How true this often is in our world. As a sinful people, we secretly like things the way they are and we don’t want change. We secretly don’t want purity. We don’t want unity. We don’t want to be healed or truly experience the power of God. Instead, we want to be in control!
Ultimately, we don’t want change. Change is stress.
There are ordination vows in the Presbyterian Church that all elders and ministers take. One deals with Peace, Unity, and Purity. It is seemingly an easy vow to take, but one that is hard to live up to. And there are many in our church today who have become obsessed with breaking it – mainly the peace and unity part, instead liking to fight.
What does peace look like in our day? Beyond the wars, beyond guns and racial tensions, I am talking about an inner peace. To be called into a holy life with God means more than just praying or reading scripture, but to let go of the world and of control. Submission and humility wrap themselves in this quest for purity, unity, and peace.

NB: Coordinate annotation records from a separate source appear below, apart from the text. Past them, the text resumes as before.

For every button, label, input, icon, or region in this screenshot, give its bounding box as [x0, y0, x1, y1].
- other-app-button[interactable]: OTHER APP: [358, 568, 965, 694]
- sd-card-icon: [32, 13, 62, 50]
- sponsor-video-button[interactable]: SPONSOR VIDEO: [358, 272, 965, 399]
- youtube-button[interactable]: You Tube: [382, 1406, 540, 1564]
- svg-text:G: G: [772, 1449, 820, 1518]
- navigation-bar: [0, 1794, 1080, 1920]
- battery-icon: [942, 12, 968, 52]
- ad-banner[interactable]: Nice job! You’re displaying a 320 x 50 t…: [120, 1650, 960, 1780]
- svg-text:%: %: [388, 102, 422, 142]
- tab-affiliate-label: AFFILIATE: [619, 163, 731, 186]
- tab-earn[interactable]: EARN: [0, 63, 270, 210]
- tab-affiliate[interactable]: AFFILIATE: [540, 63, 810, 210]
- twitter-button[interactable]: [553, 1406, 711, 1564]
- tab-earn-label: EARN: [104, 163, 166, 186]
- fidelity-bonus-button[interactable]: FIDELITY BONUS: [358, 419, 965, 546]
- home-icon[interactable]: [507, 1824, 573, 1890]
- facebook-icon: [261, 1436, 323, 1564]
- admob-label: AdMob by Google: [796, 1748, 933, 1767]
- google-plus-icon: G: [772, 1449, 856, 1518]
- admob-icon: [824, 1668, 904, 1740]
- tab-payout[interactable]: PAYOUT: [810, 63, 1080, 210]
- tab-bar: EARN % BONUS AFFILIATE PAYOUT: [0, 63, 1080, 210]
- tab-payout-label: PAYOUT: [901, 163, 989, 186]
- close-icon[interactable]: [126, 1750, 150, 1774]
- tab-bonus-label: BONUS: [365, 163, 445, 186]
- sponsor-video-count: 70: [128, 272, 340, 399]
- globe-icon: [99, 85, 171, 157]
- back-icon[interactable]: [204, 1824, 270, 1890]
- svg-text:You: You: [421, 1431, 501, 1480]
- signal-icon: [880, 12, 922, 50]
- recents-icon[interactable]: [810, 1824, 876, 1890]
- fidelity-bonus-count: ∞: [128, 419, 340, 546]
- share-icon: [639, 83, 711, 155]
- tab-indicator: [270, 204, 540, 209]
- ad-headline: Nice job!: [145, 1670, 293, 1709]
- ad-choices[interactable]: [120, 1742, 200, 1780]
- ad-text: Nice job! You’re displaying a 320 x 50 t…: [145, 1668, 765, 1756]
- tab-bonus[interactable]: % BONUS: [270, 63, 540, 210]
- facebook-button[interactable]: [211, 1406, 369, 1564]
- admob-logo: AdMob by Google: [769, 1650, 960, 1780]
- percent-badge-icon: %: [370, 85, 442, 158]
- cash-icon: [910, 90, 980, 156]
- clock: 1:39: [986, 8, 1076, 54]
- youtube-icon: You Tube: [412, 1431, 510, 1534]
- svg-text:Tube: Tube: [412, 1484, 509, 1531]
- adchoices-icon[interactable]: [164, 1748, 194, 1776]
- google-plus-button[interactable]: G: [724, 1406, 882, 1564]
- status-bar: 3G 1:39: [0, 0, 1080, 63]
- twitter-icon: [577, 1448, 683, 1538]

I think of those dogs who go to obedience school, and learn submission in the best way possible. How can we give our lives over to the Master, knowing he will take care of all our needs? I think of my little dog Bentley, who only truly calms down, who only knows true peace, when he has figured out who is Top Dog. At the top is a picture of Bentley when he is not at peace!
What does unity look like? How are we to live together in harmony with a variety of theological perspectives? Paul and Peter struggled with unity. But in the end they saw their unity in Christ and how to live as the body of Christ. Instead of fragmenting and dissenting, we are called to live a life of togetherness.
And what does purity look like? Certainly it is not as trite as “pass the Purel.” And certainly it is not keeping Kosher. This story blows that argument to pieces. Instead, we are called to live a holy life, with Christ in control, guiding our thoughts and actions in love, and joy, and peace.
Only when we connect into Christ do we find that pure peace that transforms lives and brings pure joy.